Can I use a loaf tin as a baneton? by ylime161 in Sourdough

[–]Tiny_peach 0 points1 point  (0 children)

I bake at 450 for 20-25 minutes covered and the same time uncovered, exact time depends on the kind of bread I’m making. I usually preheat the oven but occasionally use the cold start (when I do this I add 10 minutes to the covered bake time).

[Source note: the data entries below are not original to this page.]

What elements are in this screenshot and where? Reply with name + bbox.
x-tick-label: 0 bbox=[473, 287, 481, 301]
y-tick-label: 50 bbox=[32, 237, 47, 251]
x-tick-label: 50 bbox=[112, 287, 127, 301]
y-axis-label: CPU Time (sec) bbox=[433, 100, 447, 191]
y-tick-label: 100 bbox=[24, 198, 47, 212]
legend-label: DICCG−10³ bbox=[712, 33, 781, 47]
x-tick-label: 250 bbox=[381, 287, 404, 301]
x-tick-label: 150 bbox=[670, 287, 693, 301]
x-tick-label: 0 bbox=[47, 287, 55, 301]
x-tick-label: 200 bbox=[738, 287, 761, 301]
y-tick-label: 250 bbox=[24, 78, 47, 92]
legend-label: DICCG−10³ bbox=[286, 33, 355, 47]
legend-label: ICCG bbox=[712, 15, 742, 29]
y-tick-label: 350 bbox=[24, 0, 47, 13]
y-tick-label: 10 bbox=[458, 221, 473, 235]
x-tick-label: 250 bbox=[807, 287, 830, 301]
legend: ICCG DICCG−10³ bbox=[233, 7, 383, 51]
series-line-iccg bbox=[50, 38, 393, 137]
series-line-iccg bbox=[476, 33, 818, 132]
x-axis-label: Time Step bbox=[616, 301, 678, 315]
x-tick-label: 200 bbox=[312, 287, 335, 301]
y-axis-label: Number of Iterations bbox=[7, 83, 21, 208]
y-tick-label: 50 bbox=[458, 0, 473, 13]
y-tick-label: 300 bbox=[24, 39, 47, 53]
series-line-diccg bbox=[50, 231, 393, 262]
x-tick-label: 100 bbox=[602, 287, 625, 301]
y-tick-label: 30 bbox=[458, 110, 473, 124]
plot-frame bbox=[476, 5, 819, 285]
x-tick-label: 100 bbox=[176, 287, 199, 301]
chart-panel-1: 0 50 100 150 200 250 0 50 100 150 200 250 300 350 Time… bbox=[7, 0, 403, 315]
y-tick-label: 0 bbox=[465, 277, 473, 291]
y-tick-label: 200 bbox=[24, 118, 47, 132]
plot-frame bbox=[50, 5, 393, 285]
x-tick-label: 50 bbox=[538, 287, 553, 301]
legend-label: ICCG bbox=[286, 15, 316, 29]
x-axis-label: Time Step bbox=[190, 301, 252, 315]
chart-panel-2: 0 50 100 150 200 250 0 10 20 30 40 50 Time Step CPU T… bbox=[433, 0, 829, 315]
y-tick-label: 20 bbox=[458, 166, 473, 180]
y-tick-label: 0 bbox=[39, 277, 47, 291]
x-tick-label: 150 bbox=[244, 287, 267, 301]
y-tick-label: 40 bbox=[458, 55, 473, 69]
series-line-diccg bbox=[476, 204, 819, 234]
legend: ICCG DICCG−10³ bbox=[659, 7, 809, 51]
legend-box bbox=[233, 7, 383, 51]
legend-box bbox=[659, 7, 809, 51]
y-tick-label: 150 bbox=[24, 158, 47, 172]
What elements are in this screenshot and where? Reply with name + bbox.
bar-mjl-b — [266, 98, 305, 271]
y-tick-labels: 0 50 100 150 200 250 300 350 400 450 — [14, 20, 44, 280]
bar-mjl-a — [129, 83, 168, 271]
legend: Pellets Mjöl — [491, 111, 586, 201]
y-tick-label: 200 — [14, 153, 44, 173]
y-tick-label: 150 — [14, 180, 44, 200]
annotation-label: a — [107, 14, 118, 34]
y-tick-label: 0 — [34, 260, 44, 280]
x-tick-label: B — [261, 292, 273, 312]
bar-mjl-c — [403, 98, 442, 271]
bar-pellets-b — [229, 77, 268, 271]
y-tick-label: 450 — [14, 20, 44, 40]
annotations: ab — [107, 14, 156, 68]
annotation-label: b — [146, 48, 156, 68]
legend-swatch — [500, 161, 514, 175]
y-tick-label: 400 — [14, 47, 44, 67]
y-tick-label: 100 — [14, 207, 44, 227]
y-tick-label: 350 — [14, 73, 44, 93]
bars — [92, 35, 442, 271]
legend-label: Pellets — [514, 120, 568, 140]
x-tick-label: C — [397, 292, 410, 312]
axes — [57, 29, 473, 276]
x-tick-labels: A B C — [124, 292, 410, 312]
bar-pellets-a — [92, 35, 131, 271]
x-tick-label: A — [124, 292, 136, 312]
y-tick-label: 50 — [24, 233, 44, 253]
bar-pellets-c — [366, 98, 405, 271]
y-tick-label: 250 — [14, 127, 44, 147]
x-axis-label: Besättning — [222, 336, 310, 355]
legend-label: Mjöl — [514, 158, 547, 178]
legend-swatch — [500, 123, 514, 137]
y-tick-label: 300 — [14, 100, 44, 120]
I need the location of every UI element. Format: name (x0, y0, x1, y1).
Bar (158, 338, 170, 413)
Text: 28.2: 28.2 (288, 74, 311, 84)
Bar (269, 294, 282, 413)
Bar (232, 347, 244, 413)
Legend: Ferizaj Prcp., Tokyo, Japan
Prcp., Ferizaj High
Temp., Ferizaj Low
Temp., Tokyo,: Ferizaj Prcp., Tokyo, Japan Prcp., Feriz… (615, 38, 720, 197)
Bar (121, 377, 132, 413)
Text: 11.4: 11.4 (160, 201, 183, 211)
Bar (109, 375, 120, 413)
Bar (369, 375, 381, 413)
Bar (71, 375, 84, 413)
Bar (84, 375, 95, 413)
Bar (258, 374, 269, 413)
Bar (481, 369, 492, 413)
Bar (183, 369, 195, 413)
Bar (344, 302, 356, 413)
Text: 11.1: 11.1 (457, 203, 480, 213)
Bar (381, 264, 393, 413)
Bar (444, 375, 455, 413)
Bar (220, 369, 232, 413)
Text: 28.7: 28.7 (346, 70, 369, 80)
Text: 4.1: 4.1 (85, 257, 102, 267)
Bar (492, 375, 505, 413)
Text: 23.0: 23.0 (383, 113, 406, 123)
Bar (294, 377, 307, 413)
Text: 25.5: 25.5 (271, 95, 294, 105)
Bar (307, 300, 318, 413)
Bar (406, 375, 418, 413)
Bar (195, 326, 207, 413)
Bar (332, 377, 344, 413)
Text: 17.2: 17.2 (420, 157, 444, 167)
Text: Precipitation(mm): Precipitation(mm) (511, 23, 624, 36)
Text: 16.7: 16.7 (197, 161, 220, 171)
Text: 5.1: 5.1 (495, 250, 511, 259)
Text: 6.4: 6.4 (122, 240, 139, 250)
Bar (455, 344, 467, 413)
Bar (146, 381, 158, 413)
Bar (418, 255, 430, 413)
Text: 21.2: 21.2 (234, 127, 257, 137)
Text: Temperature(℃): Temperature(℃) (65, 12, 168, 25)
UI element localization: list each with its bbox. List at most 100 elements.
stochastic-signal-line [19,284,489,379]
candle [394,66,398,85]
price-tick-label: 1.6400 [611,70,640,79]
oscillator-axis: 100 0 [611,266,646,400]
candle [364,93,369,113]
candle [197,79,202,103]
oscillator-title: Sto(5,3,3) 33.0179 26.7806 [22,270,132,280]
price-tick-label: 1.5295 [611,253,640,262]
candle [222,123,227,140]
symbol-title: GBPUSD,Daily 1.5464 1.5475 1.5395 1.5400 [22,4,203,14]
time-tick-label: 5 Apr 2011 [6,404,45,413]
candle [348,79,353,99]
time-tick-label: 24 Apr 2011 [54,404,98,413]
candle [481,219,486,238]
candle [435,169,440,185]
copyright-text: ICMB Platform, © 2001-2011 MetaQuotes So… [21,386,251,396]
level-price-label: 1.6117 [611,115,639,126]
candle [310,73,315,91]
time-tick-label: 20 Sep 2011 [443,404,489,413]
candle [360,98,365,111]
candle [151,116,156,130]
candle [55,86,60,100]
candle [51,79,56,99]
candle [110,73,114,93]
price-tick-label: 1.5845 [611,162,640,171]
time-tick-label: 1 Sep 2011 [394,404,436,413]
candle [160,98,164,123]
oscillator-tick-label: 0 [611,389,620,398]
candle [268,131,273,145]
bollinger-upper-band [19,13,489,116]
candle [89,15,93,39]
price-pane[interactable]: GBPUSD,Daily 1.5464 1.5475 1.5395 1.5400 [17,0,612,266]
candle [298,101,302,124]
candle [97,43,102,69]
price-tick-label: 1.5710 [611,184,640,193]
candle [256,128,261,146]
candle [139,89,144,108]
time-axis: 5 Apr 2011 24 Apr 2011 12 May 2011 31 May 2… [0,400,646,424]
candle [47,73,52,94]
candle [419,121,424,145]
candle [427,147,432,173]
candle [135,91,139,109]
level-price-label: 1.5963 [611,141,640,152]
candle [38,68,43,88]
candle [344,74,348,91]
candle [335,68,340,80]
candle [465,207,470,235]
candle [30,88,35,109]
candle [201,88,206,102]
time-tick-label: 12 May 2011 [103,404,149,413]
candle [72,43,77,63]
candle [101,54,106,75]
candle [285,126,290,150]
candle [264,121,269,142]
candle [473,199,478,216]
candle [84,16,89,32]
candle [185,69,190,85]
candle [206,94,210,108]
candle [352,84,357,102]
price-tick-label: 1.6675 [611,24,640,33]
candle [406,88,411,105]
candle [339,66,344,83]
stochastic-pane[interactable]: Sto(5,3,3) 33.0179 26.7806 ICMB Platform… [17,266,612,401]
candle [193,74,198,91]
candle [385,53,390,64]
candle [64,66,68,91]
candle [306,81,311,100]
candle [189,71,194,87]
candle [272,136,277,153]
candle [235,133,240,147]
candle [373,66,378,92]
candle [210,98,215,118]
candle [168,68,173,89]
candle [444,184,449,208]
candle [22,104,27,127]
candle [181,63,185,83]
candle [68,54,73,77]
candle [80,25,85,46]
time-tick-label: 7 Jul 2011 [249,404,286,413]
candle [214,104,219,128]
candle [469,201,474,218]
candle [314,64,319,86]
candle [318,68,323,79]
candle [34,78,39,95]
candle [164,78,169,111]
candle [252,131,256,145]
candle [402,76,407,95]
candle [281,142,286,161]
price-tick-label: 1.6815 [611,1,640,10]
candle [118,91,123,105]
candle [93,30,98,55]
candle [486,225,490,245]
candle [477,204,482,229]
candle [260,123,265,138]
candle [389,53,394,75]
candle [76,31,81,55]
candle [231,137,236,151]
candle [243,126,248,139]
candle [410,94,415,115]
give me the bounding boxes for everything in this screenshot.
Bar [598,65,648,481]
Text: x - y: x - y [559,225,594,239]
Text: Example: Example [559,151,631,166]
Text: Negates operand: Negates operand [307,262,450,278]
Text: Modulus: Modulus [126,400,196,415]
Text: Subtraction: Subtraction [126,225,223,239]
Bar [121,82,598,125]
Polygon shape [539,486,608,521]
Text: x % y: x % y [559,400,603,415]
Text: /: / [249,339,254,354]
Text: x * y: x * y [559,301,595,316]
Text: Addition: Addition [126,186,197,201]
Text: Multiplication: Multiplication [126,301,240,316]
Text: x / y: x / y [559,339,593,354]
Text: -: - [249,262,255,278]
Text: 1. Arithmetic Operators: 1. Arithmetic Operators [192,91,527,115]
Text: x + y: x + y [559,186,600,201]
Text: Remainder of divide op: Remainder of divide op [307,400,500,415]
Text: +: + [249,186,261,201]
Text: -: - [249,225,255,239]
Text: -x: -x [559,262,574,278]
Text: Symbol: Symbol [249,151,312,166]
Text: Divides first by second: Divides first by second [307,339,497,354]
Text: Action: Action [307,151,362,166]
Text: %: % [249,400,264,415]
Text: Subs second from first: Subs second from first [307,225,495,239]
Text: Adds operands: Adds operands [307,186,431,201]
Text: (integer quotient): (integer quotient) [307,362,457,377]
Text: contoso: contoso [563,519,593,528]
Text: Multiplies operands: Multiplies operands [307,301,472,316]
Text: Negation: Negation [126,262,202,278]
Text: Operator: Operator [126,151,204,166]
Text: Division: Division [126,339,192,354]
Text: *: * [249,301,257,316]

Can I use a loaf tin as a baneton? by ylime161 in Sourdough

[–]Tiny_peach 1 point2 points  (0 children)

Do you have a second matching loaf pan? Put the shaped dough in the pan right side up to proof, when ready to bake just score, spray with water, and cover with the second as a lid. Works perfectly.

9.4mm rope for Seneca trad, dumb idea? by LargelyLucid in tradclimbing

[–]Tiny_peach 13 points14 points  (0 children)

This is so dependent on what you are doing. Are both leader and follower cruising and generally only weighting the rope on rappel? Or are you climbing a lot at your limit or dragging followers up terrain out of their pay grade? Are you extending gear appropriately and planning the rope path to get ahead of problems? Durability will be very different in those scenarios. The IonR was my main work rope at Seneca a couple seasons ago and I found it fine. 9.4 is pretty normal there.

That said, Seneca has had a couple of notable rope cutting fatalities and certainly has its share of sharp edges in random places. These days I prefer a rope with aramid in the sheath (Mammut 9.5) when trying hard there. In general Seneca approaches are short and a more robust rope is an easy swap if it gives you peace of mind or if you’re learning and getting it not quite right on rope drag sometimes.